462830 Modeling of a Recombinant Protein Production System: Cell Culture Dynamics and Dynamic Metabolic Flux Analysis
Process development for new antibody products typically starts with selecting candidate cell lines that fit an existing platform process and then tailoring this process to improve antibody productivity, cell vitality and product quality with respect to critical quality attributes (CQAs). Process optimization to achieve the desired outputs relies on in house expertise and historical datasets, and usually consists of a trial-and-error approach. Besides requiring a large investment in time and resources, this approach can lead to only sub-optimal solutions. On the contrary, systems biotechnology can provide a more systematic and rational approach to optimization and aspire to predict how one system changes over time and under varying conditions.
In theory, first-principles models can be used for prediction. However, even for first-principles models the extent of prediction capability greatly depends on the information content and range of the experimental information the model is based on. This is especially true for unstructured models.
In this work, we aim to capture the physiological response of Chinese hamster ovary (CHO) cells to extracellular changes during antibody-producing fed-batch culture as well as to elucidate resource utilization under three different feeding strategies and during the different cell culture phases.
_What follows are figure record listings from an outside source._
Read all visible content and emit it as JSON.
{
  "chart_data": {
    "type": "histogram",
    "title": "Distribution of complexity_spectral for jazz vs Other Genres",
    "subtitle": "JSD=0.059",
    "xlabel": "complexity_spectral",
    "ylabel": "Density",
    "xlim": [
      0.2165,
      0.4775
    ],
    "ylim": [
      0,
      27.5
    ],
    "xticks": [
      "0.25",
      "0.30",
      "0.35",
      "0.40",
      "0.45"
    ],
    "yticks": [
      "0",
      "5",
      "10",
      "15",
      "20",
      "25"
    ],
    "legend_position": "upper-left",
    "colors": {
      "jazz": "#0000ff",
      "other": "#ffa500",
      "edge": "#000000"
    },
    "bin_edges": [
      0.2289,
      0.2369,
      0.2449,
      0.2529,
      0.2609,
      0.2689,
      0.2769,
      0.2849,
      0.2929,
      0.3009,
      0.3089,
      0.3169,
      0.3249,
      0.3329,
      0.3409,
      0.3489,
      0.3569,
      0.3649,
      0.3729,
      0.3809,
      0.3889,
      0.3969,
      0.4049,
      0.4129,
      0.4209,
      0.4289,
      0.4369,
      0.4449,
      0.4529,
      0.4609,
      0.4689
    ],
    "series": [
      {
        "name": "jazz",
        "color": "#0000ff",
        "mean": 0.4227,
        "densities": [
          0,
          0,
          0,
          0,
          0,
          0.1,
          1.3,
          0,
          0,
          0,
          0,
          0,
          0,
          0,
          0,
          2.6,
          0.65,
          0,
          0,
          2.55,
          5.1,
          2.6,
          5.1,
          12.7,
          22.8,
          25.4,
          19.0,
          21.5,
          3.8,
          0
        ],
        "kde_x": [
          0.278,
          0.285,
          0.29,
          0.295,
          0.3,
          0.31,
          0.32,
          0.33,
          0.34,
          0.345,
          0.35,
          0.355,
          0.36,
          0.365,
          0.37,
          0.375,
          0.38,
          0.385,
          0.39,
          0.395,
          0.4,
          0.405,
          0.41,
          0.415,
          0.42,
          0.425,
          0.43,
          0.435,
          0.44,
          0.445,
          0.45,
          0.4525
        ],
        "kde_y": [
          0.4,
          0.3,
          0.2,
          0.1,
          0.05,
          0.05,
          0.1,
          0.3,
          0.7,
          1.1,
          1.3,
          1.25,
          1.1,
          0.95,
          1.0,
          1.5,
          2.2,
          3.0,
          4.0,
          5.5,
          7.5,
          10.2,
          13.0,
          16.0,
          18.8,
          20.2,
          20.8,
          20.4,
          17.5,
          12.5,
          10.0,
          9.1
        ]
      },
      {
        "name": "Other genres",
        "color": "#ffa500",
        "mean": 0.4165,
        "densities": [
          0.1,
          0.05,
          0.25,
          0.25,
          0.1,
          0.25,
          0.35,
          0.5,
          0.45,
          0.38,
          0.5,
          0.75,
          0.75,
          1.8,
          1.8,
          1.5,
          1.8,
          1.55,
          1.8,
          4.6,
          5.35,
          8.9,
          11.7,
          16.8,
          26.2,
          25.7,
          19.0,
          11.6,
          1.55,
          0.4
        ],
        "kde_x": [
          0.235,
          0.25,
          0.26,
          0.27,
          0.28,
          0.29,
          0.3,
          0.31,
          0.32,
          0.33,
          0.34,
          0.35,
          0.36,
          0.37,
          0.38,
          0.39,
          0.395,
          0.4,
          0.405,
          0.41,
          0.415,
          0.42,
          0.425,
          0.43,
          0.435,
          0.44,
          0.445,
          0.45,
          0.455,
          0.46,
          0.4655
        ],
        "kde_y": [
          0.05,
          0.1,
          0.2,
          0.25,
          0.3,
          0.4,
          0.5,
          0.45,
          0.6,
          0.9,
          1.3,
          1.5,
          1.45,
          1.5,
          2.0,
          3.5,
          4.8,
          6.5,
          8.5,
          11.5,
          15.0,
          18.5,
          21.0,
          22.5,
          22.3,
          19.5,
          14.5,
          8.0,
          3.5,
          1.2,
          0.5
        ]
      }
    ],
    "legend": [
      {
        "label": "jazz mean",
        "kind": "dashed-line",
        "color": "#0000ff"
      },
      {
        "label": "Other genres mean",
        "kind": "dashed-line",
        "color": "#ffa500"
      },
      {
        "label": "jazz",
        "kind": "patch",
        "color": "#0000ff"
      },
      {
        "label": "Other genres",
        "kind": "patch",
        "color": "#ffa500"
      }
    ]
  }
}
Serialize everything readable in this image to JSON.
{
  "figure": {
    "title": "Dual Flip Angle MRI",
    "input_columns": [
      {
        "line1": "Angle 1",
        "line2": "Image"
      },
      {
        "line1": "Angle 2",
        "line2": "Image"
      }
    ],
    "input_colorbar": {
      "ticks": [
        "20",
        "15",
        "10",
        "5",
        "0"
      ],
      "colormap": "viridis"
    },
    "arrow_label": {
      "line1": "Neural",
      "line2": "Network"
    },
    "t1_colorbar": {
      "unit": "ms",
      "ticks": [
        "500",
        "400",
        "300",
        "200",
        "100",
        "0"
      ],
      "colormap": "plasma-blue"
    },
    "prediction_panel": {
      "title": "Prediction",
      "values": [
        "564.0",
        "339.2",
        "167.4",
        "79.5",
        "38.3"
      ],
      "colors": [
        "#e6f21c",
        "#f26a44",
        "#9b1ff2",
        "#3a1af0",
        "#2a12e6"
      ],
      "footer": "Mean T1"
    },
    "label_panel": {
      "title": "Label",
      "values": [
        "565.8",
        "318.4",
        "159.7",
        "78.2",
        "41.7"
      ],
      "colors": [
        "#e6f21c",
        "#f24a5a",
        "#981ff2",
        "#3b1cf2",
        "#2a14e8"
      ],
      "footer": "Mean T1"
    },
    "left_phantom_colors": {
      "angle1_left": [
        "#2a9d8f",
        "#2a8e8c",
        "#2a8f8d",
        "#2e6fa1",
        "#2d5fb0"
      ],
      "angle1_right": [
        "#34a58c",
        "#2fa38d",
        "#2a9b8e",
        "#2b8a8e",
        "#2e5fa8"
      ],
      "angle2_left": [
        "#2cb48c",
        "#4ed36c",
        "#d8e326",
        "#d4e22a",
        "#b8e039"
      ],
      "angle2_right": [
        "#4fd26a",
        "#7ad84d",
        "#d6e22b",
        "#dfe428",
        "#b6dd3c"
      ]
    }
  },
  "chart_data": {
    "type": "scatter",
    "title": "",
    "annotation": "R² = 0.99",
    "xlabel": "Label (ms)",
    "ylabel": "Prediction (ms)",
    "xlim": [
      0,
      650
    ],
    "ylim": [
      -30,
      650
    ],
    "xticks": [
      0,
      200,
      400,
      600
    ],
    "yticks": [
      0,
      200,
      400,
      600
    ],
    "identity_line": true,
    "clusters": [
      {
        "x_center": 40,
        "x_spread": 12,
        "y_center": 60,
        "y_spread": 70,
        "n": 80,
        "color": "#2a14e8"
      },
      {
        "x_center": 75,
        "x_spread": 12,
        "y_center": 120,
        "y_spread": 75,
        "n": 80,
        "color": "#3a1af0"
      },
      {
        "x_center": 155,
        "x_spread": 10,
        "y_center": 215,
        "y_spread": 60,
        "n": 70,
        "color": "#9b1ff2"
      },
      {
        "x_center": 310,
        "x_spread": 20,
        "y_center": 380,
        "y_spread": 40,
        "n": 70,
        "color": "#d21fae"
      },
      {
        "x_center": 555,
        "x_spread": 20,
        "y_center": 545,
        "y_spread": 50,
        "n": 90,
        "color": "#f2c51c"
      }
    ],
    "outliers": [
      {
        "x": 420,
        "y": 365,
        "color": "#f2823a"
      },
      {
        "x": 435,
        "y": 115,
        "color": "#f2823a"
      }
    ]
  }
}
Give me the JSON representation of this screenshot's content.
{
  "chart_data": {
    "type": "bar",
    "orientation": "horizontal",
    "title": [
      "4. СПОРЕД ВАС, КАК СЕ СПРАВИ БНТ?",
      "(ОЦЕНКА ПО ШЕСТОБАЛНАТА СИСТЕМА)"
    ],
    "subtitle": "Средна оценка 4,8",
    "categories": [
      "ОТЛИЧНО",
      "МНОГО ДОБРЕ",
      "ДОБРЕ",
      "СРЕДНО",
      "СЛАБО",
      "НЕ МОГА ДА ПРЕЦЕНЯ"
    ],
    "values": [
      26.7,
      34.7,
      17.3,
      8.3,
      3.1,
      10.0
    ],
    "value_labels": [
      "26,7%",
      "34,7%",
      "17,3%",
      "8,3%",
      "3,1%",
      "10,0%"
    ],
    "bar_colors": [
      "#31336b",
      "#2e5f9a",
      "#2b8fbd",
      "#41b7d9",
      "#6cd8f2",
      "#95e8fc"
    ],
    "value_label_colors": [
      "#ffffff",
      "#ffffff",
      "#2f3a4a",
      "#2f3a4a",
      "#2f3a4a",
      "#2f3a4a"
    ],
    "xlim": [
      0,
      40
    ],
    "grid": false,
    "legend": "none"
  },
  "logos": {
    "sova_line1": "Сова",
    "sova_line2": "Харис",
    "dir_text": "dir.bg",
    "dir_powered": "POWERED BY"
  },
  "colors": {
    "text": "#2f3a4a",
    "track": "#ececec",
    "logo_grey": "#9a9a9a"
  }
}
To reach these goals we have developed a new model structure comprising two levels. At the extracellular level, cell culture dynamics (CCDyn) are described using a Monod-type kinetic model. Segregation among proliferating, resting and dead cell subpopulations is incorporated into this kinetic model, unlike the classic approach which is usually unsegregated. At the intracellular level, cell metabolism is described using a stoichiometric approach. This coupling is based on the assumption that intracellular reaction kinetics are much faster than the changes in the extracellular process (at least between two subsequent feeding times) so that pseudo-steady state can be assumed to apply for all intracellular reactions. The intracellular compartment is modeled through a fully determined dynamic metabolic flux analysis (dMFA) which describes, in a parameter-free manner, the most significant metabolite fluxes in both the cytoplasm and the mitochondrion. The flux model includes glycolysis, TCA cycle, amino acid metabolism, NS metabolism, as well as mAb glycosylation. One novelty compared to the existing models in CHO systems, is that the MFA includes the Aspartate-Malate shuttle, which directly links amino acid metabolism with TCA. The inputs to this model are the nutrients uptake and bio-products secretion rates calculated by the CCDyn model, while the outputs are the intracellular metabolite fluxes varying with respect to time as a function of changes in the extracellular environment.
Generally speaking, a stoichiometric modelling approach cannot be quantitatively predictive, even in the dynamic version we adopted. However, it is particularly useful to elucidate a metabolic network structure in the different cell culture phases and inform the structure of the CCDyn model. In particular, by including the Asp-Mal shuttle, the dMFA provides additional information on how amino acids (namely, asparagine and glutamate) are consumed towards energy metabolism. Moreover, our dMFA strategy directly links asparagine consumption with energy metabolism and ammonia secretion. Such information is particularly useful in the proposed approach because the CCDyn model is developed as dependent on the extracellular concentrations only. As a consequence, all the experimental data required to develop and validate the model come from the analysis of the supernatant only.